Hydra – A Wireless Multihop Testbed
Wireless ad hoc networks provide rapidly deployable, self-configuring networks which operate without infrastructure. These networks will have far reaching applications in various areas, such as military applications (e.g. battlefield scenarios) and commercial applications (e.g. connectivity-everywhere, extending cellular network range). Multiple antennas can be used in these networks to not only increase capacity, but also to improve reliability and spatial reuse.

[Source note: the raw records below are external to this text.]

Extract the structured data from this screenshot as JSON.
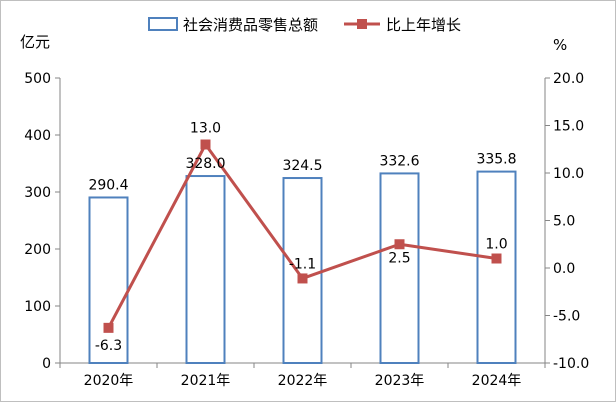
{
  "chart_data": {
    "type": "bar+line",
    "categories": [
      "2020年",
      "2021年",
      "2022年",
      "2023年",
      "2024年"
    ],
    "series": [
      {
        "name": "社会消费品零售总额",
        "type": "bar",
        "axis": "left",
        "values": [
          290.4,
          328.0,
          324.5,
          332.6,
          335.8
        ],
        "labels": [
          "290.4",
          "328.0",
          "324.5",
          "332.6",
          "335.8"
        ]
      },
      {
        "name": "比上年增长",
        "type": "line",
        "axis": "right",
        "values": [
          -6.3,
          13.0,
          -1.1,
          2.5,
          1.0
        ],
        "labels": [
          "-6.3",
          "13.0",
          "-1.1",
          "2.5",
          "1.0"
        ]
      }
    ],
    "left_axis": {
      "unit": "亿元",
      "range": [
        0,
        500
      ],
      "ticks": [
        0,
        100,
        200,
        300,
        400,
        500
      ],
      "tick_labels": [
        "0",
        "100",
        "200",
        "300",
        "400",
        "500"
      ]
    },
    "right_axis": {
      "unit": "%",
      "range": [
        -10,
        20
      ],
      "ticks": [
        -10,
        -5,
        0,
        5,
        10,
        15,
        20
      ],
      "tick_labels": [
        "-10.0",
        "-5.0",
        "0.0",
        "5.0",
        "10.0",
        "15.0",
        "20.0"
      ]
    },
    "legend": "top",
    "grid": false,
    "colors": {
      "bar_stroke": "#4f81bd",
      "bar_fill": "#ffffff",
      "line": "#c0504d",
      "axis": "#868686"
    }
  }
}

In order to investigate multiple-input-multiple-output (MIMO) ad hoc networking, we have developed Hydra, a flexible wireless networking testbed. The development of this wireless testbed is a collaboration between the University of Texas (UT) at Austin and Drexel University. At UT Dr. Robert Heath and his students are primarily responsible for the multiple antenna Physical layer (PHY), and Dr. Scott Nettles and his students are responsible for the Medium-Access Control (MAC), network, and application layers. At Drexel Dr. Kapil Dandekar and his students have developed the RF front end and its associated controls. The underlying motivation in the design of this flexible prototype is that students should have a mechanism for testing theoretical work with practical implementations, thus bridging the gap between theory and practice.

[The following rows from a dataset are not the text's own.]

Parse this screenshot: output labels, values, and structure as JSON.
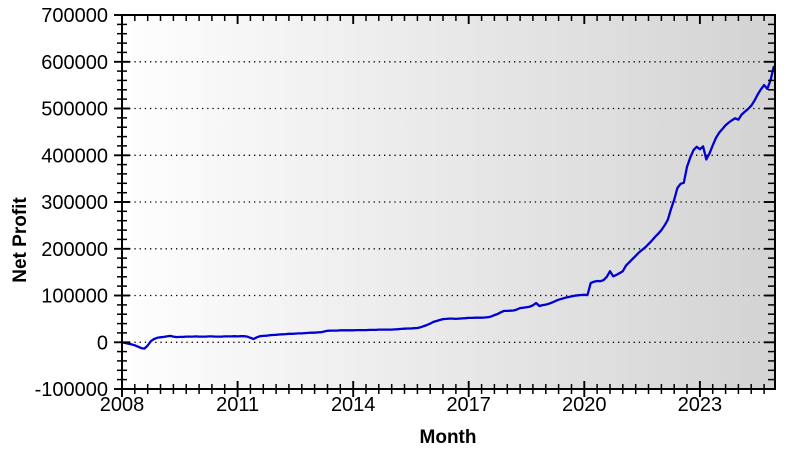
{
  "figure": {
    "background_color": "#ffffff",
    "plot_gradient_left": "#fefefe",
    "plot_gradient_right": "#d3d3d3",
    "line_color": "#0101d0",
    "axis_color": "#000000",
    "grid_color": "#000000"
  },
  "chart_data": {
    "type": "line",
    "title": "",
    "xlabel": "Month",
    "ylabel": "Net Profit",
    "legend": "none",
    "grid": "horizontal-dotted",
    "xlim": [
      2008,
      2024.95
    ],
    "ylim": [
      -100000,
      700000
    ],
    "y_major_step": 100000,
    "y_minor_step": 20000,
    "y_tick_labels": [
      "-100000",
      "0",
      "100000",
      "200000",
      "300000",
      "400000",
      "500000",
      "600000",
      "700000"
    ],
    "x_tick_labels": [
      "2008",
      "2011",
      "2014",
      "2017",
      "2020",
      "2023"
    ],
    "x_major_tick_years": [
      2008,
      2011,
      2014,
      2017,
      2020,
      2023
    ],
    "x_minor_step_years": 0.33333,
    "start_month": "2008-01",
    "months_per_point": 1,
    "series": [
      {
        "name": "Net Profit",
        "monthly_values": [
          0,
          -1500,
          -3000,
          -4500,
          -6500,
          -9500,
          -12500,
          -13500,
          -7000,
          2500,
          7000,
          9500,
          10500,
          11500,
          12500,
          13500,
          12000,
          11000,
          11500,
          11500,
          12000,
          12000,
          12000,
          12500,
          12000,
          12000,
          12000,
          12500,
          12500,
          12000,
          12000,
          12000,
          12500,
          12500,
          12500,
          13000,
          12500,
          13000,
          13000,
          12000,
          9500,
          7000,
          10500,
          13000,
          13500,
          14000,
          15000,
          15500,
          16000,
          16500,
          17000,
          17500,
          18000,
          18000,
          18500,
          19000,
          19000,
          19500,
          20000,
          20500,
          20500,
          21000,
          21500,
          23000,
          24500,
          25000,
          25000,
          25000,
          25500,
          25500,
          25500,
          25500,
          25500,
          26000,
          26000,
          26000,
          26000,
          26500,
          26500,
          26500,
          27000,
          27000,
          27000,
          27000,
          27000,
          27500,
          28000,
          28500,
          29000,
          29500,
          29500,
          30000,
          30500,
          32000,
          34500,
          37000,
          40000,
          43500,
          45500,
          47500,
          49500,
          50000,
          50500,
          50500,
          50000,
          50500,
          51000,
          51500,
          52000,
          52000,
          52500,
          52500,
          52500,
          53000,
          53500,
          55000,
          58000,
          60500,
          64000,
          67000,
          67000,
          67500,
          68000,
          70000,
          73000,
          74000,
          75000,
          76000,
          79000,
          84000,
          77500,
          79500,
          80500,
          82500,
          85000,
          88000,
          91000,
          93000,
          95000,
          96500,
          98000,
          99500,
          100500,
          101000,
          101500,
          101000,
          126500,
          129500,
          131000,
          130500,
          133000,
          140000,
          152000,
          141000,
          144000,
          148000,
          152000,
          164000,
          171000,
          178000,
          185000,
          192000,
          197500,
          203000,
          210000,
          217000,
          225000,
          232000,
          240000,
          250000,
          262000,
          285000,
          305000,
          330000,
          339000,
          341000,
          375000,
          395000,
          411000,
          418000,
          413000,
          419000,
          391000,
          404000,
          421000,
          437000,
          448000,
          456000,
          464000,
          470000,
          475000,
          479000,
          476000,
          487000,
          493000,
          499000,
          506000,
          517000,
          530000,
          541000,
          550000,
          542000,
          560000,
          589000
        ]
      }
    ]
  }
}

Hydra Nodes in the WNCG labs
Our primary design goal was to make Hydra as flexible, reconfigurable, and easy-to-modify as possible in order to maximize the utility of the prototype for researchers. To this end the PHY and MAC have been implemented in reconfigurable software. The PHY is implemented in National Instruments LabVIEW, and the MAC layer is implemented using a reconfigurable router development tool called Click. The RF front end also reflects this goal of flexibility as it is implemented using frequency agile RF transceiver cards from Texas Instruments (RCS 110). Although the use of this variety of tools requires a significant amount of equipment, more compact off-the-shelf components cannot provide us with the degree of flexibility needed for the state-of-the-art research we wish to implement.
From the Ivory Tower to the Real World
The primary motivation for the creation of Hydra is the prevailing gap between theoretical results generated by researchers and practical systems designed by engineers. Most research generated in universities is supported by analytical work and simulation. In order to make analysis/simulation tractable, it is necessary to make assumptions which are often difficult to maintain in real systems (e.g. perfect synchronization, perfect channel estimation, etc.). Prototyping allows us to study the effect of breaking these assumptions. Hydra will allow researchers to see how the theory they have generated holds up in the real world of the prototype; thereby adding even more depth and insight to their research.

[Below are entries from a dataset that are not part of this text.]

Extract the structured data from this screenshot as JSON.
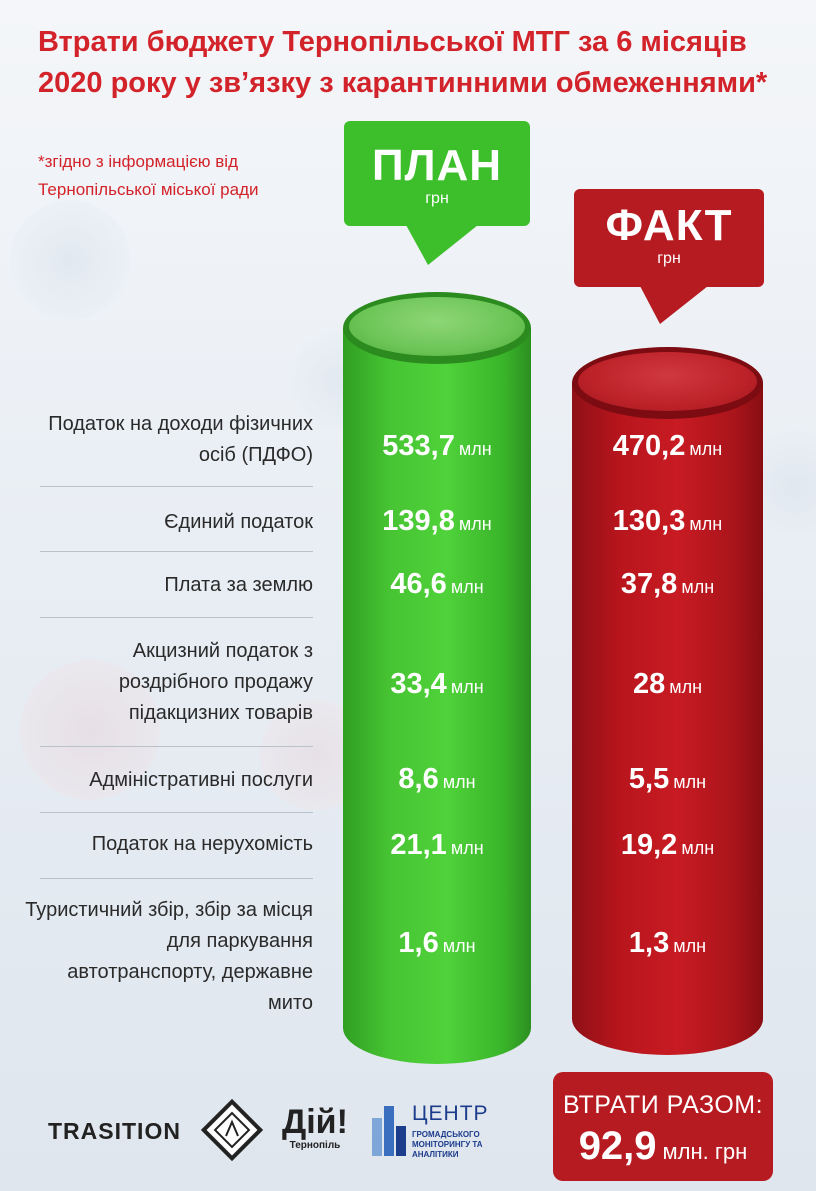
{
  "title": "Втрати бюджету Тернопільської МТГ за 6 місяців 2020 року у зв’язку з карантинними обмеженнями*",
  "note": "*згідно з інформацією від Тернопільської міської ради",
  "plan": {
    "label": "ПЛАН",
    "unit": "грн",
    "color": "#3dbf2c"
  },
  "fact": {
    "label": "ФАКТ",
    "unit": "грн",
    "color": "#b71b22"
  },
  "value_unit": "млн",
  "rows": [
    {
      "label": "Податок на доходи фізичних осіб (ПДФО)",
      "plan": "533,7",
      "fact": "470,2"
    },
    {
      "label": "Єдиний податок",
      "plan": "139,8",
      "fact": "130,3"
    },
    {
      "label": "Плата за землю",
      "plan": "46,6",
      "fact": "37,8"
    },
    {
      "label": "Акцизний податок з роздрібного продажу підакцизних товарів",
      "plan": "33,4",
      "fact": "28"
    },
    {
      "label": "Адміністративні послуги",
      "plan": "8,6",
      "fact": "5,5"
    },
    {
      "label": "Податок на нерухомість",
      "plan": "21,1",
      "fact": "19,2"
    },
    {
      "label": "Туристичний збір, збір за місця для паркування автотранспорту, державне мито",
      "plan": "1,6",
      "fact": "1,3"
    }
  ],
  "total": {
    "label": "ВТРАТИ РАЗОМ:",
    "value": "92,9",
    "unit": "млн. грн"
  },
  "logos": {
    "transition": "TRASITION",
    "diy_title": "Дій!",
    "diy_city": "Тернопіль",
    "center_title": "ЦЕНТР",
    "center_subtitle": "ГРОМАДСЬКОГО МОНІТОРИНГУ ТА АНАЛІТИКИ"
  }
}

Although the Hydra project is still in its infancy, we have already made great strides. We have verified the end-to-end application layer functionality of the prototype through point-to-point testing. The average throughput of the system is currently limited by the processing time needed for some of our PHY algorithms. We are speeding up these processing bottlenecks by reimplementing some of the PHY in efficient C code. Also, we are implementing remote demo/development capability through virtual network computing (VNC).
Even with its previously mentioned limited throughput, Hydra is still useful as a research tool. The first results we are pursuing using Hydra are in the areas of cross-layer design and fundamental MIMO research. We wish to benchmark rate adaptive MAC protocols such as the Receiver-Based Auto Rate (RBAR) and Opportunistic Auto Rate (OAR) protocols. We also wish to implement research by Dr. Heath and his students on closed-loop MIMO communication.